Musk on Tuesday said Trump had asked him to return the two astronauts "as soon as possible," suggesting a change to NASA's current plan for a late March return.
"We will do so," Musk said.
"I have just asked Elon Musk and @SpaceX to 'go get' the 2 brave astronauts who have been virtually abandoned in space by the Biden Administration," Trump wrote on Truth Social.
"They have been waiting for many months on @Space Station. Elon will soon be on his way. Hopefully, all will be safe. Good luck Elon!!!"

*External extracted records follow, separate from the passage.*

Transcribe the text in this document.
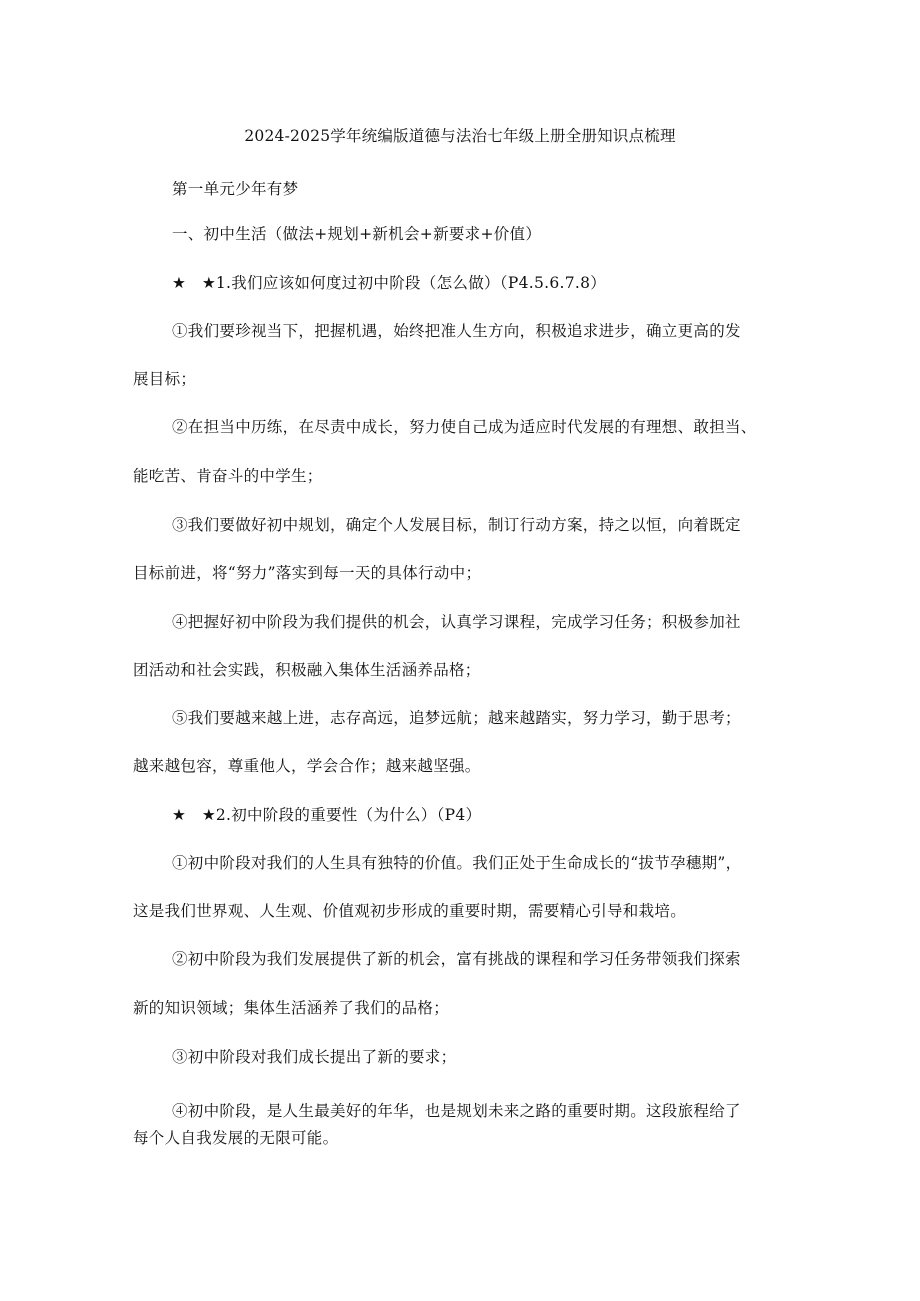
2024-2025学年统编版道德与法治七年级上册全册知识点梳理
第一单元少年有梦
一、初中生活（做法+规划+新机会+新要求+价值）
★ ★1.我们应该如何度过初中阶段（怎么做）（P4.5.6.7.8）
①我们要珍视当下，把握机遇，始终把准人生方向，积极追求进步，确立更高的发
展目标；
②在担当中历练，在尽责中成长，努力使自己成为适应时代发展的有理想、敢担当、
能吃苦、肯奋斗的中学生；
③我们要做好初中规划，确定个人发展目标，制订行动方案，持之以恒，向着既定
目标前进，将“努力”落实到每一天的具体行动中；
④把握好初中阶段为我们提供的机会，认真学习课程，完成学习任务；积极参加社
团活动和社会实践，积极融入集体生活涵养品格；
⑤我们要越来越上进，志存高远，追梦远航；越来越踏实，努力学习，勤于思考；
越来越包容，尊重他人，学会合作；越来越坚强。
★ ★2.初中阶段的重要性（为什么）（P4）
①初中阶段对我们的人生具有独特的价值。我们正处于生命成长的“拔节孕穗期”，
这是我们世界观、人生观、价值观初步形成的重要时期，需要精心引导和栽培。
②初中阶段为我们发展提供了新的机会，富有挑战的课程和学习任务带领我们探索
新的知识领域；集体生活涵养了我们的品格；
③初中阶段对我们成长提出了新的要求；
④初中阶段，是人生最美好的年华，也是规划未来之路的重要时期。这段旅程给了
每个人自我发展的无限可能。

His demand that SpaceX retrieve veteran NASA astronauts Butch Wilmore and Suni Williams, who have been assigned a SpaceX ride home since August, was an unusual intervention by a US president into NASA's operations that caught many agency officials by surprise, two officials said.
A NASA spokesman did not immediately return requests for comment.
Wilmore and Williams flew Boeing's Starliner spacecraft to the ISS last summer for an eight-day test mission that instead has lasted nearly a year because of problems with the craft's propulsion system.
NASA in August, during Joe Biden's administration, deemed Starliner too risky to bring them back to Earth and tapped SpaceX to return them on a Crew Dragon spacecraft.
That craft is already docked with the space station, having flown there for NASA's Crew-9 astronaut rotation mission in September with empty seats for Wilmore and Williams.
The astronauts' original February departure date on Crew-9 was delayed to late March because SpaceX needed more time "to complete processing" of a new Crew Dragon capsule that will replace theirs for the Crew-10 mission, NASA said in December.
The agency has a delicately co-ordinated ISS schedule, and an early return might leave the station's US contingent understaffed.
It was unclear whether Trump's demand would mean NASA bringing Crew-9 back to Earth before the Crew-10 capsule arrives, or SpaceX launching Crew-10 earlier than planned.